Sekarang jom kita baca dokumen penuh kenyataan oleh Dato' Mustapa Mohamed...


Ladies and Gentlemen,

1. More than a year has passed since the financial crisis unfolded in East Asia. Recent trends in global financial markets indicate that the international financial environment has further deteriorated. There is now a growing concern of the risk of a global financial meltdown. When it first unfolded, the Asian crisis was not recognised as a global problem requiring a global approach. While there is a general recognition of the risks in the global financial markets, the international consensus reached at these meetings for a rapid response to restore stability in the world financial system now needs to be translated into concrete outcomes. During last year's IMF/World Bank Annual meetings in Hong Kong, my Prime Minister had raised many of the issues that have been the focus of the discussions at this year’s meetings. In particular, this relates to the need for the reform of the architecture of the international monetary system to deal with the mounting destabilising flows that are having a devastating effect on countries. These cautions are only receiving urgent attention after inflicting high costs to the global economy.

2. As we gather here in Washington, there is yet no clear sign of stability being restored. Indeed, this is the third time that we have gathered since the crisis. Several proposals have now been made to strengthen the architecture of the international monetary and financial system but the world’s financial leaders need to act decisively to bring these proposals to yield positive constructive results.

3. In the region, we have witnessed the devastating effects of destabilising capital flows. Thailand, Korea, Indonesia, Malaysia, and other Asian economies have all fallen victims to the onslaught of speculative capital flows in search of higher returns. The crisis has spread to Russia and more recently to Latin America. The collapse of the mother of all hedge funds, the Long Term Capital Management Fund is a strong indication that no country is spared from the contagion effect of the present crisis. But for the fact that it could destroy the financial system of the very rich, the activities of the fund would have been overlooked. As it is, the possibilities of it causing havoc in the world’s capital markets are finally receiving attention.
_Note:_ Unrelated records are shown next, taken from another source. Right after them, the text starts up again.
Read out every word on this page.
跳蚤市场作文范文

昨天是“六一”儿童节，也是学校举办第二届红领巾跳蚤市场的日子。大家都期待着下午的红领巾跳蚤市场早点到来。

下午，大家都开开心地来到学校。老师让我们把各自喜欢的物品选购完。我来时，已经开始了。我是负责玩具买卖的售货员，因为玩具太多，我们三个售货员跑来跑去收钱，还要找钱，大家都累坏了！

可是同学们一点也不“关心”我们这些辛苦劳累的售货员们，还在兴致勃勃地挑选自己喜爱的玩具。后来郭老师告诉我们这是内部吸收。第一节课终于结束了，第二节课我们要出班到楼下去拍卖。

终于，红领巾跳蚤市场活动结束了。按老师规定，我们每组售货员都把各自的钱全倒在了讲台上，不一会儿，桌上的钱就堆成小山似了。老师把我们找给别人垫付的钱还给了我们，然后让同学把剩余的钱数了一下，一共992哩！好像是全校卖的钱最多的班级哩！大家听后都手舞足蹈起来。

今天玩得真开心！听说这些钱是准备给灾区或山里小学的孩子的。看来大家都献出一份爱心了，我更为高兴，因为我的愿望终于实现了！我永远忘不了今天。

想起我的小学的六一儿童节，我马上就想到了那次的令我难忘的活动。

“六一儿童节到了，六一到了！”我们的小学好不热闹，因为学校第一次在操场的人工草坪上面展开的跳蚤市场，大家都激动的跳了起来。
4. As more and more countries succumb to the contagion effects, the risk of a global financial meltdown has increased. The world economic situation has deteriorated considerably and the near-term outlook is more uncertain than ever. The IMF has revised global growth downward four times since December 1997. As we gather here today, the prospects do not look promising and the contagion effects show no sign of abating.

5. The experiences of the affected countries thus far clearly demonstrate that the traditional policy prescription has not produced results. In the case of Malaysia, the combination of high interest rates and tight fiscal policies further distressed economic activities and led to a contraction of the domestic economy. Nations have been impoverished by this approach, setting back decades of development and progress.

6. The international community’s response to the crisis has been to call for reforms including improving transparency and governance. The argument is that lack of transparency and accountability makes it difficult for markets to function well. Various committees and working groups have been duly formed to study these issues as part of the move towards a modern architecture for the international monetary system. At this stage however, we need to chart the steps that need to be taken for the implementation to achieve this end.

7. Now after more than a year into the world’s worst economic crisis, many prominent economists from the West have voiced concern on the approach that has been taken. There is a growing skepticism over the effectiveness and appropriateness of traditional ideas and orthodox policy prescriptions. There are also rising concerns on the destabilising activities of hedge funds and other institutional investors and the lack of regulation over their activities. Of course, the reasons for the shift in stance has not been so much concern over the plight of the impoverished millions in Asia as much as alarm over the increased risks of global contagion, deflation and loss of markets. Instead of reviving confidence, the IMF approach has inadvertently made a bad situation worse. The combination of sustained high interest rates and tight liquidity has led to a severe contraction in the real economy and a vast overhang of bad debt throughout Asia.


Ladies and Gentlemen,

8. The traditional prescriptions backfired because the severe economic contraction that was precipitated by massive capital outflows was exacerbated by contractionary monetary and fiscal policies. In such an environment, foreign creditors became increasingly concerned that debtor firms would default on their loans. In addition, the actual official foreign financing fell short of expectations. Banks also came under extreme stress and amidst concerns over the health of their balance sheets began to slow down disbursement of new loans. Despite contractionary policies, flight to quality continued whilst regional currencies continued to depreciate.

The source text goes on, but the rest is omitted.